I've been starting my mornings, since the first of January, following the M'Cheyne 1 year Bible reading program. This has been very edifying for me. I read the requisite chapters in an old large font KJV text Bible I've had for 30 years, and then go to the RH Study Bible and go over the notes. So in the course of a year I will have read the OT once, the NT and Psalms twice, and all of the notes of the study Bible. 

Though the M'Cheyne plan is in the RH Bible, on pages 2095-2103, I went to this website and had the program printed out. It includes M'Cheyne's preamble to the study, and is an explanation of his calendar, and includes his own admonitions and encouragements. I highly recommend this for a great way to start our spiritual engines in the morning. 

https://cchmb.org/content/plugins/mcheyne-reading-plan/calendar.pdf


----------



## Darryl Le Roux (Jan 5, 2015)

I personally find that reading a chapter a day from four different books is far too "bouncy" for my liking. I prefer something that will have a flow to it. 

Don't strike me down, but my reading plan of choice actually comes from Daystar television in the States (We don't get it here in South Africa thankfully) It was found off of the Bible App. This lets you go through the Old Testament twice a year, and the New Testament four times in a year. It works out to roughly six chapters a day. It is intended to be a six month reading plan, but I would just do it twice in the year. I will then, in the evenings go over any notes needed for passages that require them. 

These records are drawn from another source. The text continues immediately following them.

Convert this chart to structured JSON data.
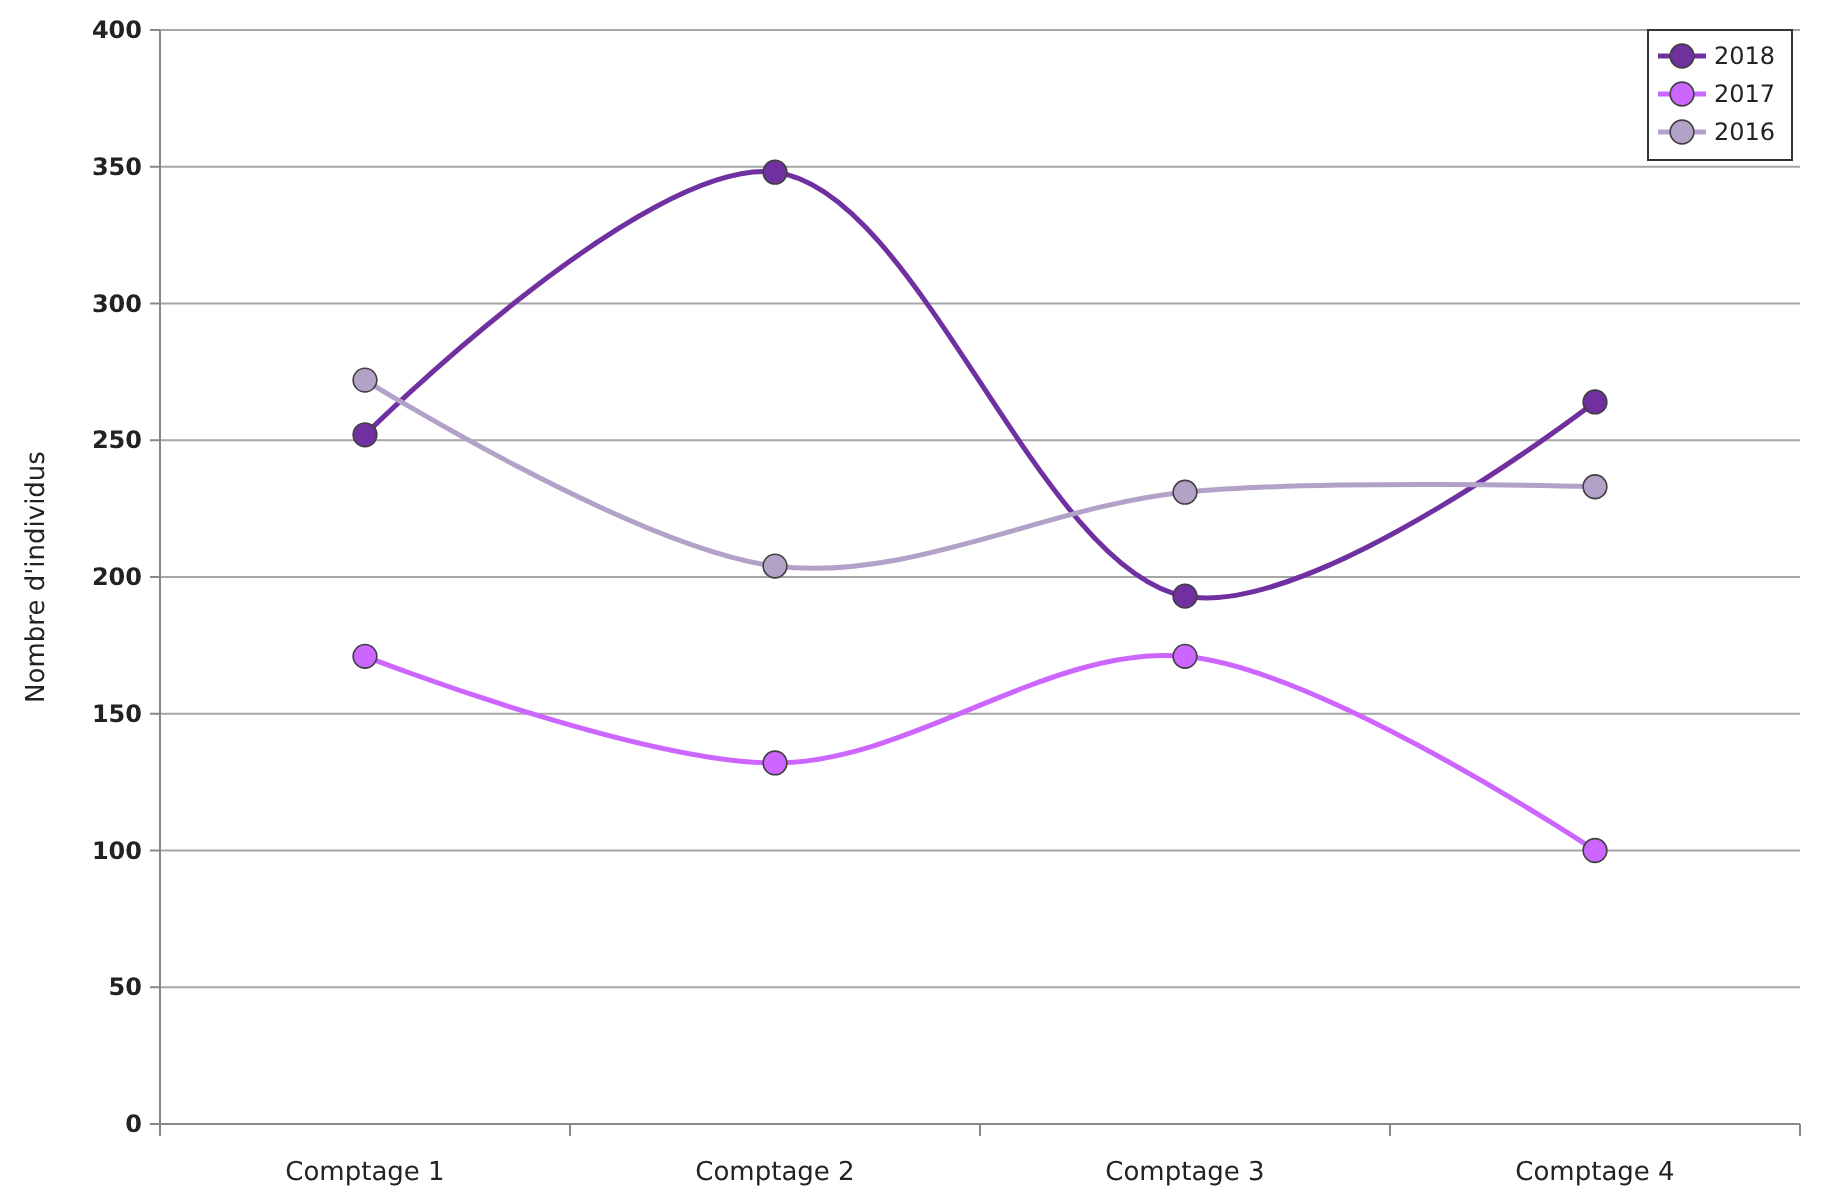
{
  "chart_data": {
    "type": "line",
    "ylabel": "Nombre d'individus",
    "categories": [
      "Comptage 1",
      "Comptage 2",
      "Comptage 3",
      "Comptage 4"
    ],
    "series": [
      {
        "name": "2018",
        "color": "#7030a0",
        "values": [
          252,
          348,
          193,
          264
        ]
      },
      {
        "name": "2017",
        "color": "#cc66ff",
        "values": [
          171,
          132,
          171,
          100
        ]
      },
      {
        "name": "2016",
        "color": "#b3a2c7",
        "values": [
          272,
          204,
          231,
          233
        ]
      }
    ],
    "ylim": [
      0,
      400
    ],
    "yticks": [
      0,
      50,
      100,
      150,
      200,
      250,
      300,
      350,
      400
    ],
    "grid": "y",
    "legend": "top right",
    "marker": "circle",
    "line_style": "solid"
  }
}
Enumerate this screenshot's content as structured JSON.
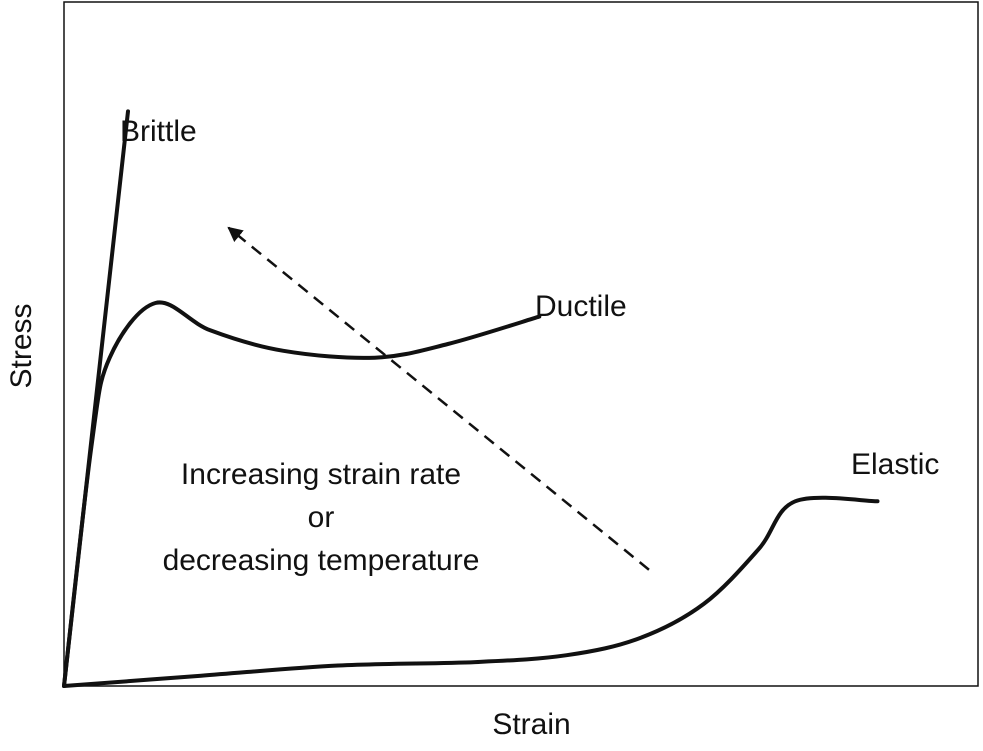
{
  "chart_data": {
    "type": "line",
    "title": "",
    "xlabel": "Strain",
    "ylabel": "Stress",
    "grid": false,
    "legend": "none",
    "series": [
      {
        "name": "Brittle",
        "color": "#111111",
        "points": [
          [
            0,
            0
          ],
          [
            0.07,
            0.84
          ]
        ]
      },
      {
        "name": "Ductile",
        "color": "#111111",
        "points": [
          [
            0,
            0
          ],
          [
            0.03,
            0.35
          ],
          [
            0.05,
            0.48
          ],
          [
            0.1,
            0.56
          ],
          [
            0.16,
            0.52
          ],
          [
            0.24,
            0.49
          ],
          [
            0.34,
            0.48
          ],
          [
            0.42,
            0.5
          ],
          [
            0.52,
            0.54
          ]
        ]
      },
      {
        "name": "Elastic",
        "color": "#111111",
        "points": [
          [
            0,
            0
          ],
          [
            0.15,
            0.015
          ],
          [
            0.3,
            0.03
          ],
          [
            0.45,
            0.035
          ],
          [
            0.55,
            0.045
          ],
          [
            0.63,
            0.07
          ],
          [
            0.7,
            0.12
          ],
          [
            0.76,
            0.2
          ],
          [
            0.8,
            0.27
          ],
          [
            0.89,
            0.27
          ]
        ]
      }
    ],
    "annotation": {
      "lines": [
        "Increasing strain rate",
        "or",
        "decreasing temperature"
      ],
      "arrow": {
        "from": [
          0.64,
          0.17
        ],
        "to": [
          0.18,
          0.67
        ],
        "style": "dashed"
      }
    }
  }
}
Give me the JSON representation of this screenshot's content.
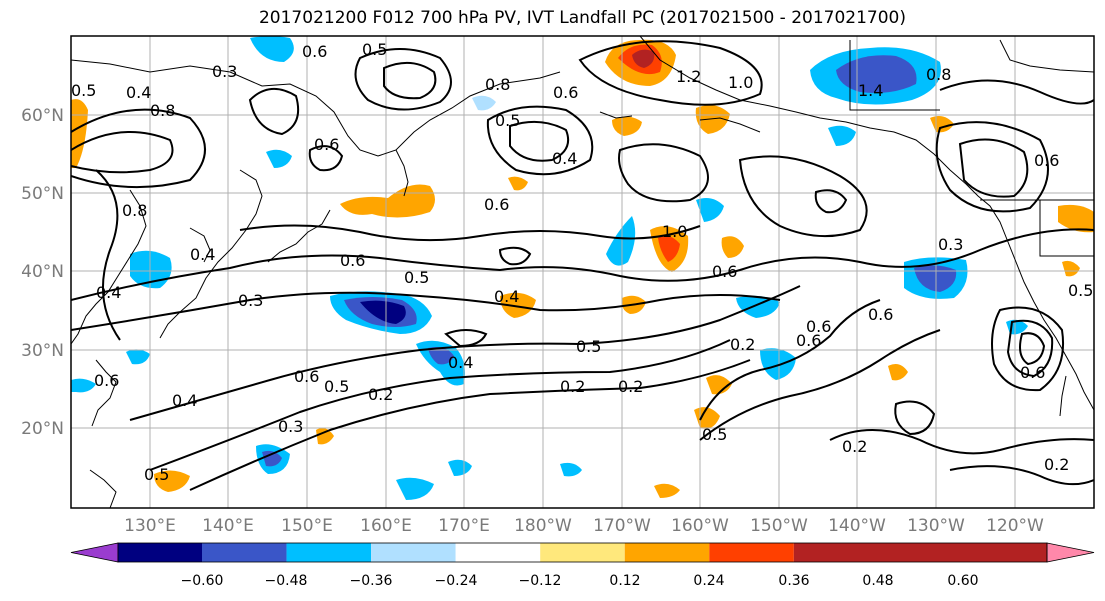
{
  "title": "2017021200 F012 700 hPa PV, IVT Landfall PC (2017021500 - 2017021700)",
  "map": {
    "lat_labels": [
      "60°N",
      "50°N",
      "40°N",
      "30°N",
      "20°N"
    ],
    "lon_labels": [
      "130°E",
      "140°E",
      "150°E",
      "160°E",
      "170°E",
      "180°W",
      "170°W",
      "160°W",
      "150°W",
      "140°W",
      "130°W",
      "120°W"
    ],
    "contour_labels": [
      "0.3",
      "0.6",
      "0.5",
      "0.8",
      "0.4",
      "0.8",
      "1.2",
      "1.0",
      "0.5",
      "0.6",
      "0.4",
      "0.6",
      "1.4",
      "0.8",
      "0.5",
      "0.8",
      "0.6",
      "0.6",
      "0.4",
      "0.3",
      "0.6",
      "0.5",
      "0.4",
      "1.0",
      "0.6",
      "0.6",
      "0.3",
      "0.6",
      "0.6",
      "0.5",
      "0.2",
      "0.6",
      "0.4",
      "0.5",
      "0.2",
      "0.2",
      "0.2",
      "0.5",
      "0.6",
      "0.4",
      "0.4",
      "0.3",
      "0.5",
      "0.5",
      "0.2",
      "0.2",
      "0.6"
    ],
    "colors": {
      "land_outline": "#000000",
      "grid": "#b0b0b0"
    }
  },
  "colorbar": {
    "levels": [
      "−0.60",
      "−0.48",
      "−0.36",
      "−0.24",
      "−0.12",
      "0.12",
      "0.24",
      "0.36",
      "0.48",
      "0.60"
    ],
    "colors": [
      "#9a3ccf",
      "#000080",
      "#3a56c8",
      "#00bfff",
      "#b0e0ff",
      "#ffffff",
      "#ffe87c",
      "#ffa500",
      "#ff4000",
      "#b22222",
      "#ff88aa"
    ]
  }
}
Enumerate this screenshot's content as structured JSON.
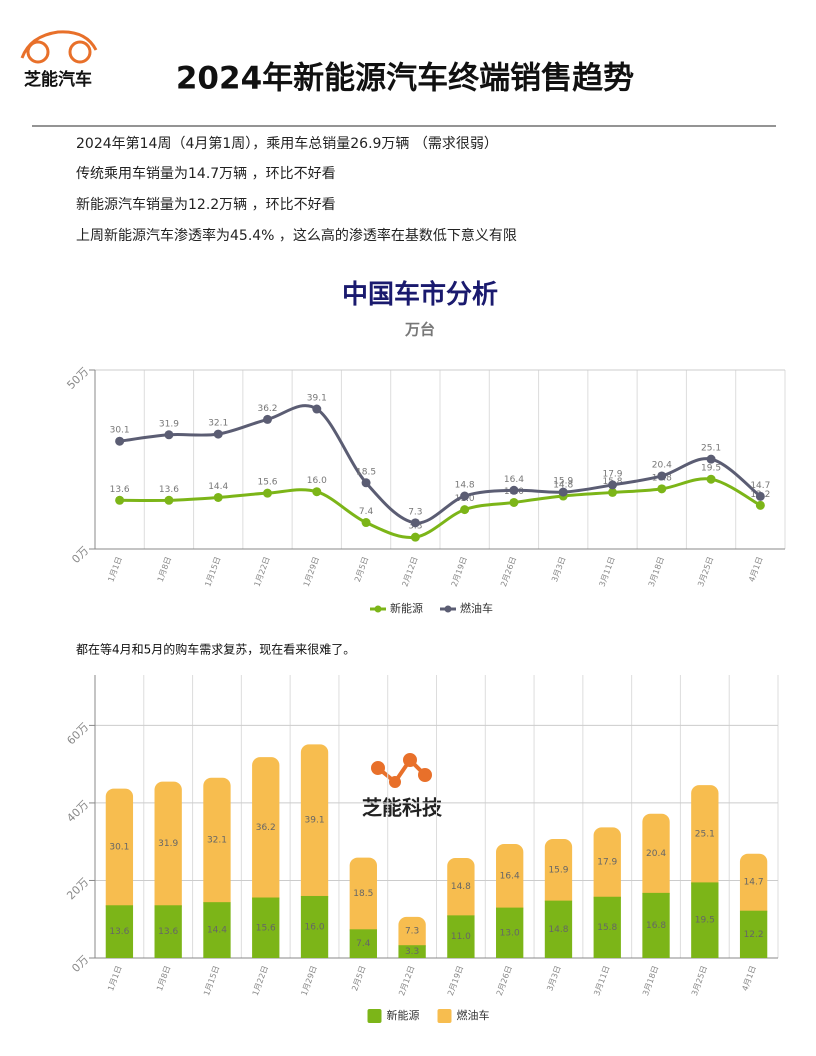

However, if one can handle the jumping of the M'Cheynes, then I would agree that it is a good way to start the day.


----------



## JimmyH (Jan 5, 2015)

Darryl Le Roux said:


> I personally find that reading a chapter a day from four different books is far too "bouncy" for my liking. I prefer something that will have a flow to it.
> 
> Don't strike me down, but my reading plan of choice actually comes from Daystar television in the States (We don't get it here in South Africa thankfully) It was found off of the Bible App. This lets you go through the Old Testament twice a year, and the New Testament four times in a year. It works out to roughly six chapters a day. It is intended to be a six month reading plan, but I would just do it twice in the year. I will then, in the evenings go over any notes needed for passages that require them.
> 
> However, if one can handle the jumping of the M'Cheynes, then I would agree that it is a good way to start the day.



I anticipated that I might feel the same but it isn't turning out that way. For one thing, I do a lot of additional Bible reading besides, and commentaries &c. I was re-reading a pamphlet, 'Martyn Lloyd-Jones, The Man and His Books,' by his son and daughter. MLJ utilized the M'Cheyne plan for, according to his daughter, "53 or 54 years." That fact makes me even more enthusiastic about the plan.


----------